Text by CLOT Magazine
Lee Bul is a contemporary sculpture and installation artist whose career spans over three decades. She is one of the main figures in Korean contemporary art. Bul’s work will now be exhibited for the first time in Russia with a major solo show at Manege Central Exhibition Hall, St Petersburg. Opening on 13 November, the show, titled Utopia Saved, will provide a true insight into Bul’s work, reflecting back on contemporary art in South Korea and Asia as a whole.
Bul was born in South Korea in 1964, and the experience of growing up in South Korea during a period of political upheaval shaped and permeated much of her work. Her source of inspiration comes from science fiction, philosophy and personal experience.

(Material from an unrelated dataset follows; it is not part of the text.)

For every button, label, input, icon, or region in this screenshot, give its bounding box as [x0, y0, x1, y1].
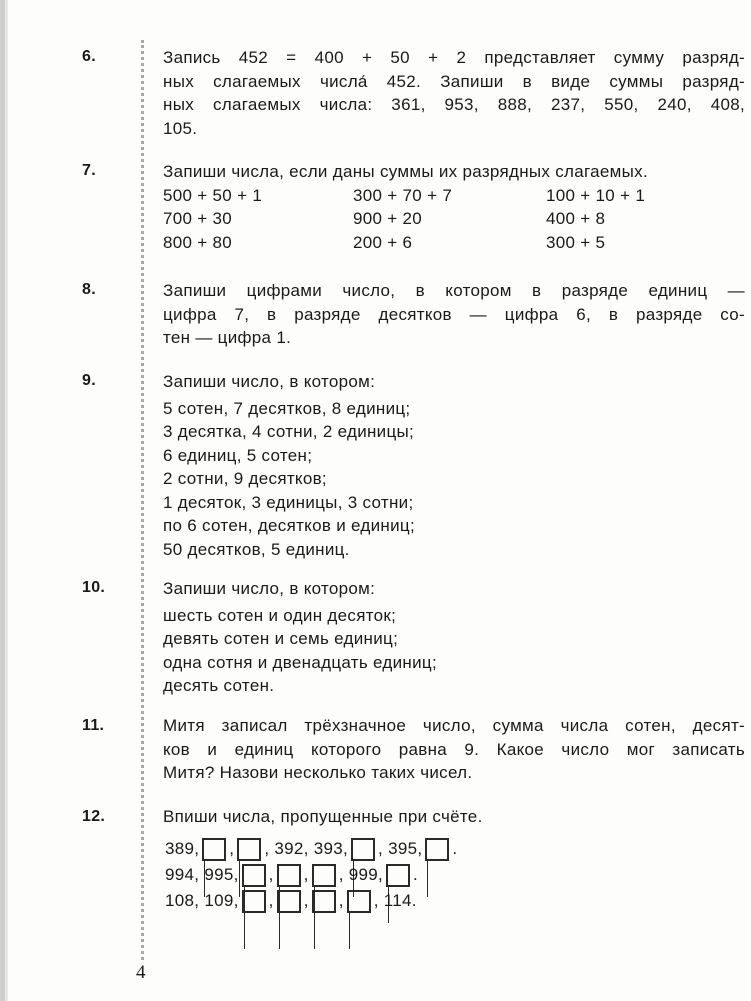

The work of Lee Bul has, in many respects, defined the development trajectory of contemporary Asian Art and has also had a significant influence on the artistic process worldwide.
Lee Bul has been quite active in all aspects of the exhibition planning, from developing the initial idea and selecting the works to prepare the catalogue and coming up with architectural solutions for the exhibition. The project will also focus on the creative visual dialogue between Lee Bul and the Russian avant-garde. Included in the latter are works by artists Kazimir Malevich, Aleksandr Rodchenko, and Aleksandra Ekster, architects Ivan Leonidov and Iakov Chernikhov, scientist and thinker Konstantin Tsiolkovsky, and others.
Curators Sunjung Kim and SooJin Lee share that Lee Bul’s longstanding fascination with utopia entered a new phase in the first decade of the 21st century when she started creating architectural sculptures and drawings inspired by Constructivism and Russian avant-garde art and architecture: The artist uses icons and tropes from utopian modernism, transforming, allegorising, and juxtaposing them in her own creative works. She engages with utopian modernism with empathy and originality, critique and imagination. “Utopia Saved” is Lee Bul’s first solo exhibition to be held in Russia, and for the first time, presents her post-2005 works alongside the Russian art that inspired them.”
The exhibition will be open until 31 January 2021.